Memes, quite honestly, can be a great coping mechanism. Using humor as a way to deal with terrible things going on allow us to find some sort of happiness among the sea of bad, and using humor and memes online can help disrupt doomscrolling. Many have found that memes can serve as a bonding activity in a way, allowing all of us who have been affected by negative things to share a laugh and make us feel less alone. Studies have even found that those with mental illnesses are more likely to enjoy memes and find that it helps them with their symptoms.
And if any time needs humor and memes to help make a really hard situation to feel the slightest bit lighter, it’s 2020. You’ve probably come across some sort of meme about every single terrible thing that has happened this year, from the dramatic “well what else does 2020 have in store for us” and to the purely chaotic images that best describe what it’s like to live through this year. There’s the “mentally, I’m here” meme and the memes about participating about endless, torturous Zoom calls.
If you were on the Internet and social media back in 2016, this may all seem familiar. Like 2020, 2016 was also regarded as “the worst year ever,” and the year itself became its own meme. Like 2020, 2016 had its own string of important, mostly negative, world events that you couldn’t avoid encountering on social media, and it felt that the only way to deal with what felt like constant bad news was to joke about it.
However, others may find memes about difficult situations to be insensitive at best, and harmful and belittling human lives at their worst. Listing the high number of US deaths as a result of COVID-19 as just another thing wrong with this year dismisses their lives and how those families were impacted. Making a meme out of Breonna Taylor’s murder isn’t really calling attention anymore, but instead using a Black woman’s death for clout.
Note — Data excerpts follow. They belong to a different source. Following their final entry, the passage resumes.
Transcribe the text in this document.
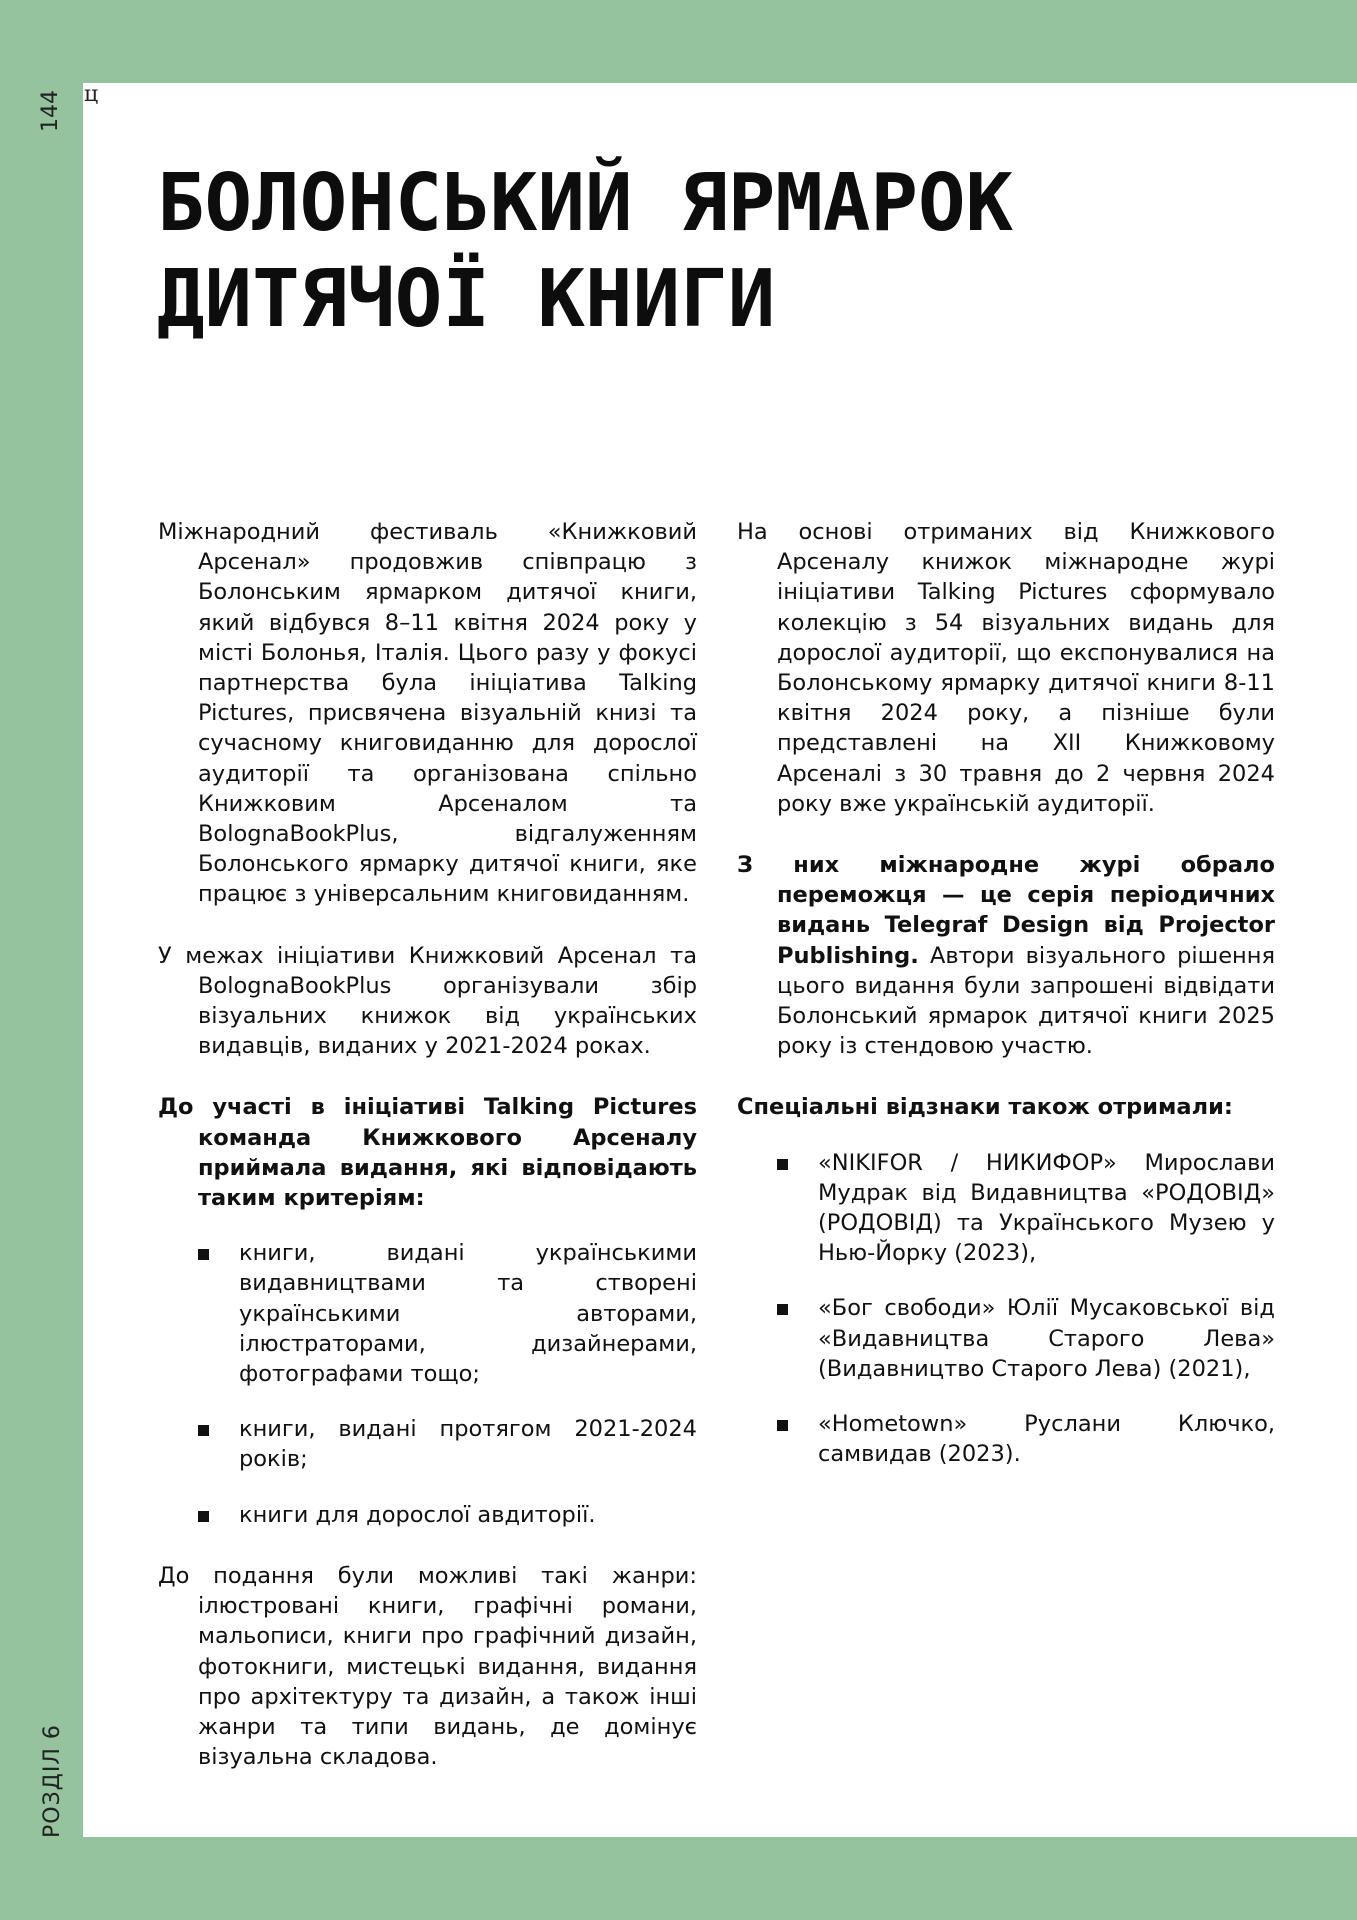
144
РОЗДІЛ 6
ц
БОЛОНСЬКИЙ ЯРМАРОК
ДИТЯЧОЇ КНИГИ

Міжнародний фестиваль «Книжковий Арсенал» продовжив співпрацю з Болонським ярмарком дитячої книги, який відбувся 8–11 квітня 2024 року у місті Болонья, Італія. Цього разу у фокусі партнерства була ініціатива Talking Pictures, присвячена візуальній книзі та сучасному книговиданню для дорослої аудиторії та організована спільно Книжковим Арсеналом та BolognaBookPlus, відгалуженням Болонського ярмарку дитячої книги, яке працює з універсальним книговиданням.

У межах ініціативи Книжковий Арсенал та BolognaBookPlus організували збір візуальних книжок від українських видавців, виданих у 2021-2024 роках.

До участі в ініціативі Talking Pictures команда Книжкового Арсеналу приймала видання, які відповідають таким критеріям:

книги, видані українськими видавництвами та створені українськими авторами, ілюстраторами, дизайнерами, фотографами тощо;
книги, видані протягом 2021-2024 років;
книги для дорослої авдиторії.

До подання були можливі такі жанри: ілюстровані книги, графічні романи, мальописи, книги про графічний дизайн, фотокниги, мистецькі видання, видання про архітектуру та дизайн, а також інші жанри та типи видань, де домінує візуальна складова.

На основі отриманих від Книжкового Арсеналу книжок міжнародне журі ініціативи Talking Pictures сформувало колекцію з 54 візуальних видань для дорослої аудиторії, що експонувалися на Болонському ярмарку дитячої книги 8-11 квітня 2024 року, а пізніше були представлені на XII Книжковому Арсеналі з 30 травня до 2 червня 2024 року вже українській аудиторії.

З них міжнародне журі обрало переможця — це серія періодичних видань Telegraf Design від Projector Publishing. Автори візуального рішення цього видання були запрошені відвідати Болонський ярмарок дитячої книги 2025 року із стендовою участю.

Спеціальні відзнаки також отримали:

«NIKIFOR / НИКИФОР» Мирослави Мудрак від Видавництва «РОДОВІД» (РОДОВІД) та Українського Музею у Нью-Йорку (2023),
«Бог свободи» Юлії Мусаковської від «Видавництва Старого Лева» (Видавництво Старого Лева) (2021),
«Hometown» Руслани Ключко, самвидав (2023).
And for those who have been directly affected by these issues, seeing their pain reduced to a joke can hurt them mentally and have them feel that their feelings don’t matter.
Of course, there’s no way to regulate memes online. It’s impossible. And it isn’t wrong to enjoy them and use them as a way of having some kind of stress relief during a really difficult time. But when deciding what memes to share and what you find amusing, it’s also important to take a step back and question what these memes are addressing and how they’re addressing it. It’s important to teach this to your child as well, since growing up online, or even spending a substantial amount of time online, can desensitize us to horrific events.
Have you been using humor to cope this year? How have you been using social media in 2020? How about your child?